CONTO: EU, ADOLESCENTE? ESTOU FORA, MEU
Lourenço Diaféria
Conheço várias pessoas que juram que nunca
tiveram adolescência. E acredito. Eu mesmo sou uma delas. Por favor, não me
olhem desse jeito como se eu fosse anormal. Não foi culpa minha. Tive catapora,
sarampo, caxumba, duas fraturas de cúbito e rádio, cheguei a ter espinhas, mas
nunca fui além disso. Adolescência mesmo, que eu me lembre, não tive. E se
tive, eu estava muito ocupado para perceber.
Acho que foi mais ou menos o que
aconteceu com o Napoleãozinho, filho da dona Letícia. Na idade em que todo
garoto gosta de brincar de mocinho e bandido, Napoleãozinho enfiava um chapéu
de papel na cabeça e ficava brincando de guerra. Dona Letícia punha as mãos na
cintura:
- Eta, guri. Se continuar desse jeito vai
acabar general. – Dito e feito. O menino entrou na escola e com 16 anos já era
oficial de artilharia. Daí pra frente ninguém mais segurou o Napoleão
Bonaparte.
O Monet foi outro. Vocês devem ter
ouvido falar do Monet. Em vez de ser adolescente como qualquer adolescente de
15 anos, ficava o tempo todo fazendo caricaturas. Deu no que deu. Foi obrigado
a passar o resto de sua vida pintando quadros que impressionavam os críticos e
marchands.
Porém, o caso mais impressionante de
falta de adolescência aconteceu no Brasil com um garoto chamado Pedrinho. Esse
foi demais da conta. O menino não tinha nem seis aninhos, coitado, foi
obrigado a largar as brincadeiras, a babá, as bolinhas de gude, o ioiô, e foi
proclamado imperador. O garoto era tão pequeno que teve de dar um tempo, tomar
vitaminas, para ficar forte e aguentar o peso da coroa na cabeça. Resultado:
quando envelheceu foi morrer em Paris, num quarto de hotel, chateado da vida.
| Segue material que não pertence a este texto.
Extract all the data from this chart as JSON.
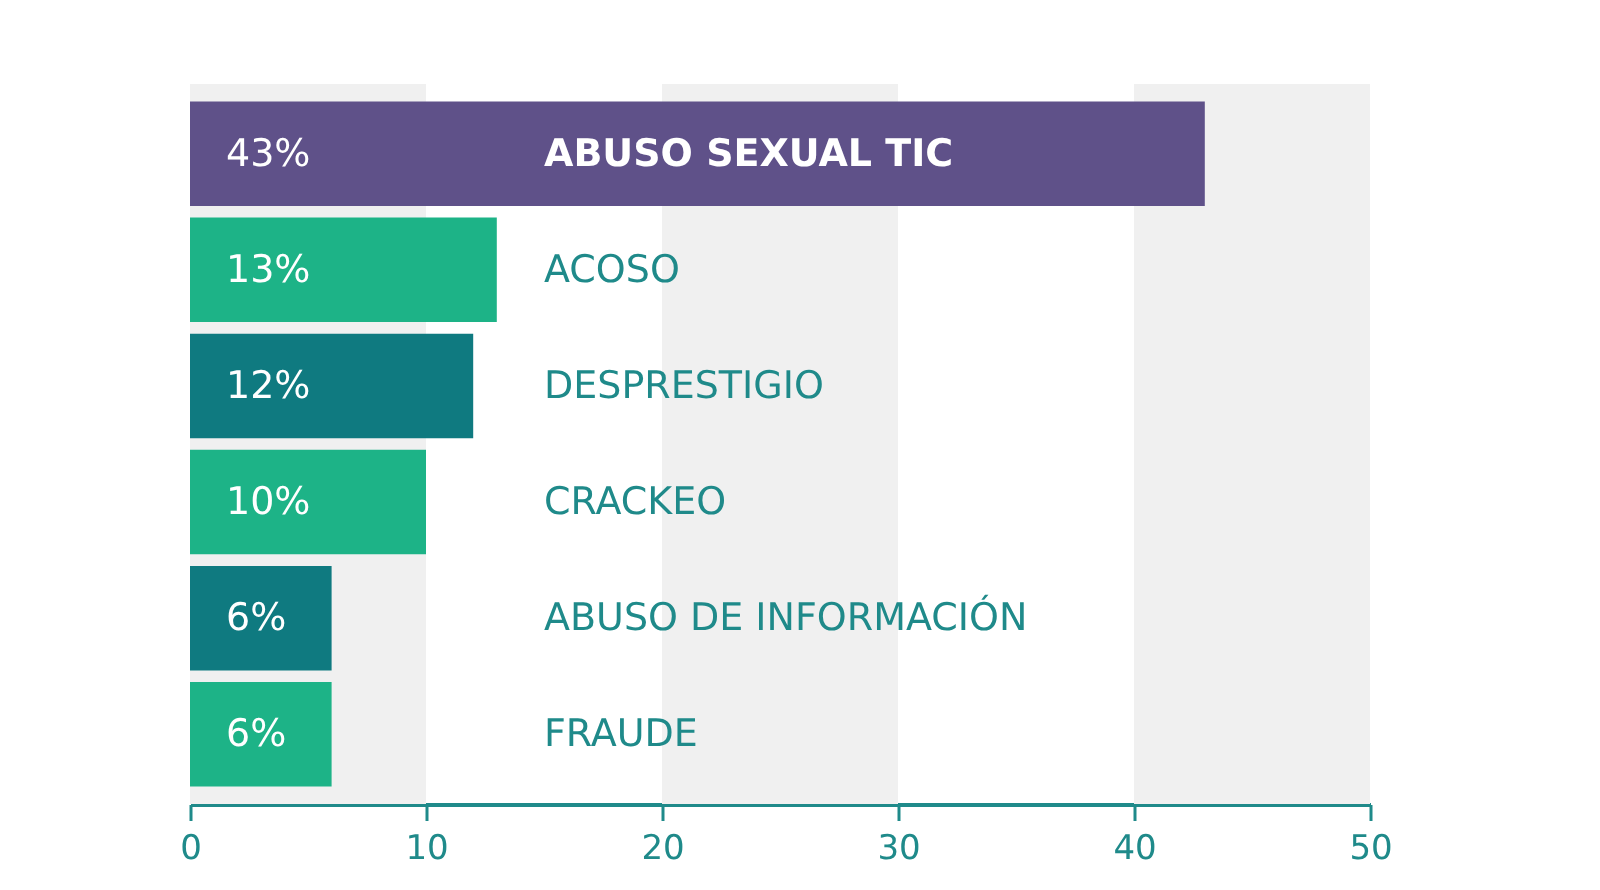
{
  "chart_data": {
    "type": "bar",
    "orientation": "horizontal",
    "categories": [
      "ABUSO SEXUAL TIC",
      "ACOSO",
      "DESPRESTIGIO",
      "CRACKEO",
      "ABUSO DE INFORMACIÓN",
      "FRAUDE"
    ],
    "values": [
      43,
      13,
      12,
      10,
      6,
      6
    ],
    "colors": [
      "#5f5189",
      "#1db387",
      "#0f7a80",
      "#1db387",
      "#0f7a80",
      "#1db387"
    ],
    "value_labels": [
      "43%",
      "13%",
      "12%",
      "10%",
      "6%",
      "6%"
    ],
    "xlim": [
      0,
      50
    ],
    "xticks": [
      0,
      10,
      20,
      30,
      40,
      50
    ],
    "bands": [
      {
        "axis": "x",
        "from": 0,
        "to": 10,
        "color": "#f0f0f0"
      },
      {
        "axis": "x",
        "from": 20,
        "to": 30,
        "color": "#f0f0f0"
      },
      {
        "axis": "x",
        "from": 40,
        "to": 50,
        "color": "#f0f0f0"
      }
    ],
    "grid": false
  }
}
Meu caso foi diferente. Eu não fui
adolescente porque no meu tempo ninguém era adolescente. Os adolescentes
estavam todo em colégio interno e desfilando de uniforme no Dia da Pátria. A
gente era moleque, só isso. Mesmo que alguém, vamos dizer, cismasse de fazer
alguma adolescentice, era obrigado a fazer lá fora, no quintal. E se voltasse
para casa com os pés sujos entrava na chinelada. Era uma droga. Os pais não
entendiam a gente. E o pior é que a gente também não entendia os pais da gente.
Essa foi a razão por que eu não via a hora de fugir de casa e largar meus pais
se descabelando de desespero, implorando para eu voltar, e eu nem tchum. Pegava
minha mochila, penteava os cabelos, calçava as alpargatas e ia embora de uma
vez por todas. Nem avisava na escola para a professora tirar meu nome do livro
de chamada. Sumia, pronto. Me esqueçam. Na hora da janta eu mudava os planos.
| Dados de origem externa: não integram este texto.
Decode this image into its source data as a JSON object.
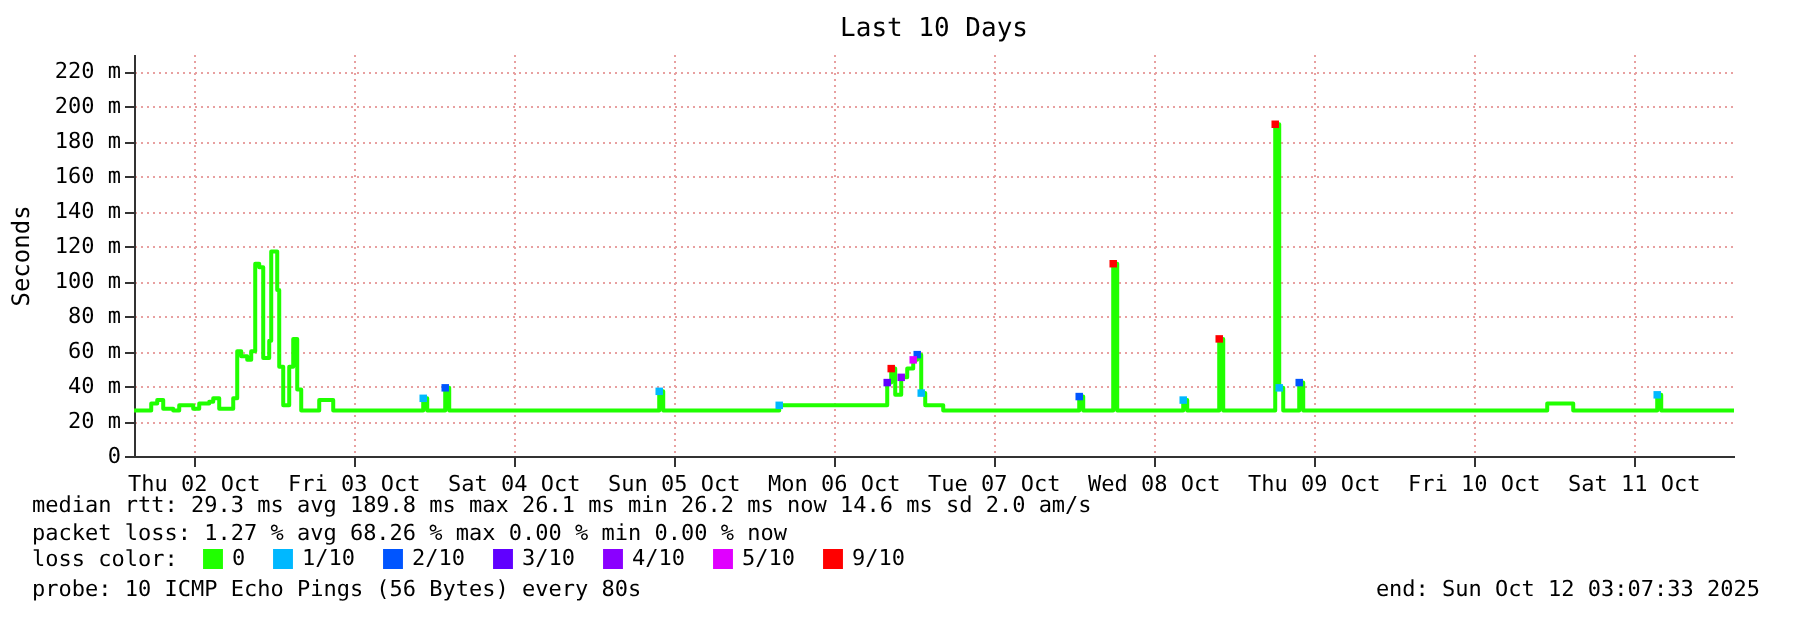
{
  "chart_data": {
    "type": "step",
    "title": "Last 10 Days",
    "ylabel": "Seconds",
    "legend_title": "loss color:",
    "legend": "bottom",
    "grid": true,
    "xlim": [
      "2025-10-02T03:07",
      "2025-10-12T03:07"
    ],
    "xticks": [
      {
        "value": "2025-10-02T12:00",
        "label": "Thu 02 Oct"
      },
      {
        "value": "2025-10-03T12:00",
        "label": "Fri 03 Oct"
      },
      {
        "value": "2025-10-04T12:00",
        "label": "Sat 04 Oct"
      },
      {
        "value": "2025-10-05T12:00",
        "label": "Sun 05 Oct"
      },
      {
        "value": "2025-10-06T12:00",
        "label": "Mon 06 Oct"
      },
      {
        "value": "2025-10-07T12:00",
        "label": "Tue 07 Oct"
      },
      {
        "value": "2025-10-08T12:00",
        "label": "Wed 08 Oct"
      },
      {
        "value": "2025-10-09T12:00",
        "label": "Thu 09 Oct"
      },
      {
        "value": "2025-10-10T12:00",
        "label": "Fri 10 Oct"
      },
      {
        "value": "2025-10-11T12:00",
        "label": "Sat 11 Oct"
      }
    ],
    "ylim": [
      0,
      230
    ],
    "yticks": [
      0,
      {
        "value": 20,
        "label": "20 m"
      },
      {
        "value": 40,
        "label": "40 m"
      },
      {
        "value": 60,
        "label": "60 m"
      },
      {
        "value": 80,
        "label": "80 m"
      },
      {
        "value": 100,
        "label": "100 m"
      },
      {
        "value": 120,
        "label": "120 m"
      },
      {
        "value": 140,
        "label": "140 m"
      },
      {
        "value": 160,
        "label": "160 m"
      },
      {
        "value": 180,
        "label": "180 m"
      },
      {
        "value": 200,
        "label": "200 m"
      },
      {
        "value": 220,
        "label": "220 m"
      }
    ],
    "annotations": [
      "median rtt: 29.3 ms avg 189.8 ms max 26.1 ms min 26.2 ms now 14.6 ms sd 2.0 am/s",
      "packet loss: 1.27 % avg 68.26 % max 0.00 % min 0.00 % now",
      "probe: 10 ICMP Echo Pings (56 Bytes) every 80s",
      "end: Sun Oct 12 03:07:33 2025"
    ],
    "series": [
      {
        "name": "0",
        "color": "#20ff00",
        "x": [
          "2025-10-02T03:07",
          "2025-10-02T05:42",
          "2025-10-02T06:36",
          "2025-10-02T07:30",
          "2025-10-02T09:00",
          "2025-10-02T09:54",
          "2025-10-02T11:06",
          "2025-10-02T12:00",
          "2025-10-02T12:54",
          "2025-10-02T14:24",
          "2025-10-02T15:00",
          "2025-10-02T15:54",
          "2025-10-02T17:06",
          "2025-10-02T18:00",
          "2025-10-02T18:36",
          "2025-10-02T19:12",
          "2025-10-02T20:06",
          "2025-10-02T20:42",
          "2025-10-02T21:18",
          "2025-10-02T21:54",
          "2025-10-02T22:30",
          "2025-10-02T23:24",
          "2025-10-02T23:42",
          "2025-10-03T00:36",
          "2025-10-03T00:54",
          "2025-10-03T01:30",
          "2025-10-03T02:24",
          "2025-10-03T03:00",
          "2025-10-03T03:36",
          "2025-10-03T04:12",
          "2025-10-03T06:18",
          "2025-10-03T06:54",
          "2025-10-03T08:06",
          "2025-10-03T09:00",
          "2025-10-03T21:54",
          "2025-10-03T22:30",
          "2025-10-03T23:06",
          "2025-10-04T01:12",
          "2025-10-04T01:48",
          "2025-10-04T02:24",
          "2025-10-05T09:18",
          "2025-10-05T09:54",
          "2025-10-05T10:30",
          "2025-10-06T03:18",
          "2025-10-06T03:54",
          "2025-10-06T19:30",
          "2025-10-06T20:06",
          "2025-10-06T20:42",
          "2025-10-06T21:18",
          "2025-10-06T22:12",
          "2025-10-06T23:06",
          "2025-10-07T00:00",
          "2025-10-07T00:36",
          "2025-10-07T01:12",
          "2025-10-07T01:48",
          "2025-10-07T03:54",
          "2025-10-07T04:30",
          "2025-10-08T00:18",
          "2025-10-08T00:54",
          "2025-10-08T01:30",
          "2025-10-08T05:24",
          "2025-10-08T06:00",
          "2025-10-08T06:36",
          "2025-10-08T15:54",
          "2025-10-08T16:30",
          "2025-10-08T17:06",
          "2025-10-08T21:18",
          "2025-10-08T21:54",
          "2025-10-08T22:30",
          "2025-10-09T05:42",
          "2025-10-09T06:18",
          "2025-10-09T06:54",
          "2025-10-09T07:30",
          "2025-10-09T09:18",
          "2025-10-09T09:54",
          "2025-10-09T10:30",
          "2025-10-10T22:30",
          "2025-10-10T23:06",
          "2025-10-11T02:24",
          "2025-10-11T03:00",
          "2025-10-11T15:00",
          "2025-10-11T15:36",
          "2025-10-11T16:12",
          "2025-10-12T03:07"
        ],
        "values": [
          26,
          30,
          32,
          27,
          26,
          29,
          29,
          27,
          30,
          31,
          33,
          27,
          27,
          33,
          60,
          57,
          55,
          60,
          110,
          108,
          56,
          66,
          117,
          95,
          51,
          29,
          51,
          67,
          38,
          26,
          26,
          32,
          32,
          26,
          26,
          33,
          26,
          26,
          39,
          26,
          26,
          37,
          26,
          26,
          29,
          29,
          42,
          50,
          35,
          45,
          50,
          55,
          58,
          36,
          29,
          29,
          26,
          26,
          34,
          26,
          26,
          110,
          26,
          26,
          32,
          26,
          26,
          67,
          26,
          26,
          189.8,
          39,
          26,
          26,
          42,
          26,
          26,
          30,
          30,
          26,
          26,
          35,
          26,
          26
        ]
      },
      {
        "name": "1/10",
        "type": "scatter",
        "color": "#00b8ff",
        "x": [
          "2025-10-03T22:30",
          "2025-10-05T09:54",
          "2025-10-06T03:54",
          "2025-10-07T01:12",
          "2025-10-08T16:30",
          "2025-10-09T06:54",
          "2025-10-11T15:36"
        ],
        "values": [
          33,
          37,
          29,
          36,
          32,
          39,
          35
        ]
      },
      {
        "name": "2/10",
        "type": "scatter",
        "color": "#0055ff",
        "x": [
          "2025-10-04T01:48",
          "2025-10-07T00:36",
          "2025-10-08T00:54",
          "2025-10-09T09:54"
        ],
        "values": [
          39,
          58,
          34,
          42
        ]
      },
      {
        "name": "3/10",
        "type": "scatter",
        "color": "#6000ff",
        "x": [
          "2025-10-06T20:06"
        ],
        "values": [
          42
        ]
      },
      {
        "name": "4/10",
        "type": "scatter",
        "color": "#8a00ff",
        "x": [
          "2025-10-06T22:12"
        ],
        "values": [
          45
        ]
      },
      {
        "name": "5/10",
        "type": "scatter",
        "color": "#e000ff",
        "x": [
          "2025-10-07T00:00"
        ],
        "values": [
          55
        ]
      },
      {
        "name": "9/10",
        "type": "scatter",
        "color": "#ff0000",
        "x": [
          "2025-10-06T20:42",
          "2025-10-08T06:00",
          "2025-10-08T21:54",
          "2025-10-09T06:18"
        ],
        "values": [
          50,
          110,
          67,
          189.8
        ]
      }
    ]
  }
}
Então meus pais aproveitavam para se vingar de mim. Me obrigavam a engolir a
horrível sopa de legumes e depois me forçavam a comer o horrível bife de fígado
acebolado. Era uma droga sem tamanho.
Mesmo o Piolho, não sei bem se ele
foi adolescente. O que sei é que ele queria ser o diferente da turma. O Piolho
tinha esse apelido porque era loiro como um piolho. Morava na mesma rua que a
gente e de repente a voz dele começou a ficar meio grossa, meio fina. Uma hora
parecia o Hugo de Carril, outra hora parecia o Pato Donald. Acho que era porque
ele fumava escondido do pai, da mãe, da avó e dos tios. Um dia o pai dele virou
a esquina bem na hora em que o Piolho estava dando uma demonstração de fumaça pelo
nariz, o Piolho apagou o Aspásia na hora, engoliu o cigarro com nicotina e
tudo. Nesse dia a voz do Piolho engrossou de vez[...].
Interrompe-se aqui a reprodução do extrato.